Windows has always been the operating system of the people, providing every capability its broad customer base might want. The result is generally messy, but for the most part Microsoft has gotten it right… eventually.

On the surface, Windows 8 and 8.1 seem to follow the same pattern Microsoft has inadvertently fallen into over the years. Windows 98 was a hit. Windows ME added too many moving parts, and Windows XP cleaned them up. Windows 7 restored users’ faith in the wake of Vista, and then Windows 8 departed from convention with a new touch interface that continues to confuse and frustrate desktop users.

(Related: Can Microsoft rescue Windows?)

Many are heralding Windows 9 as the savior, but there’s no guarantee it will right the ship. The circumstances have fundamentally changed, and Microsoft needs to rethink its philosophy.

Windows 8’s Metro makeover wasn’t driven by user desire, but by a reaction to the rapidly shifting mobile-first OS market. The “One Microsoft” strategy, extending the live tile interface across Windows for the desktop, tablet and smartphone, worked in theory, but in reality it didn’t go far enough in optimizing the mobile experience while simultaneously alienating desktop-based business users.

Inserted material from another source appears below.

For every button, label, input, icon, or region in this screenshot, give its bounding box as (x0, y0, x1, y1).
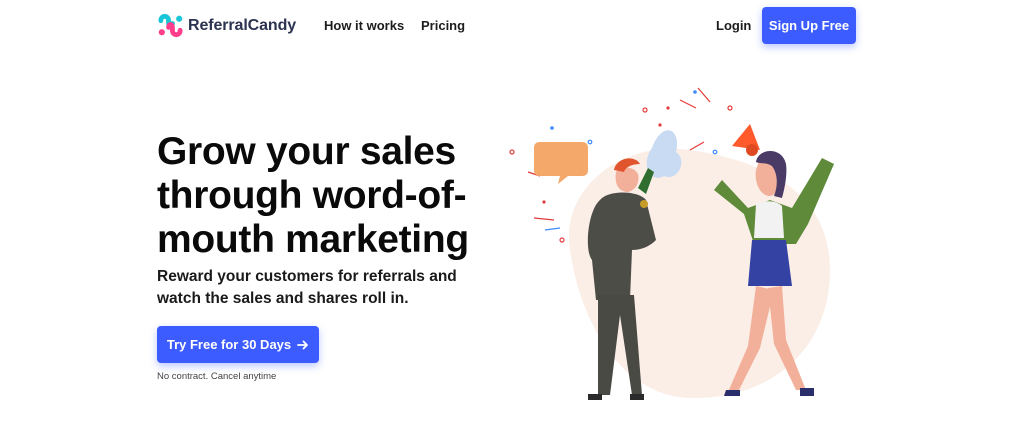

Windows 8.1 and its forthcoming Update 1 are Microsoft’s way of saying sorry, by once again pandering to the criticism of the masses. The update addresses customer feedback by clumping Windows 8 Metro and desktop versions together with some quick fixes and the option to switch between interfaces. In so doing, however, Microsoft has compromised any sort of unified design while making the experience even more disjointed.

Microsoft needs to make up its mind. Will it stick with the one OS strategy, or let the desktop and mobile versions of Windows stand on their own?

There are too many platforms and too wide a cross-section of users to make every customer happy, so Microsoft should stop trying. Whether Windows 9 aims to create one truly universal user experience or strike a balance between two, Microsoft must pick a direction and stick to its guns.

Trying to bridge two worlds with one OS has made no one happy.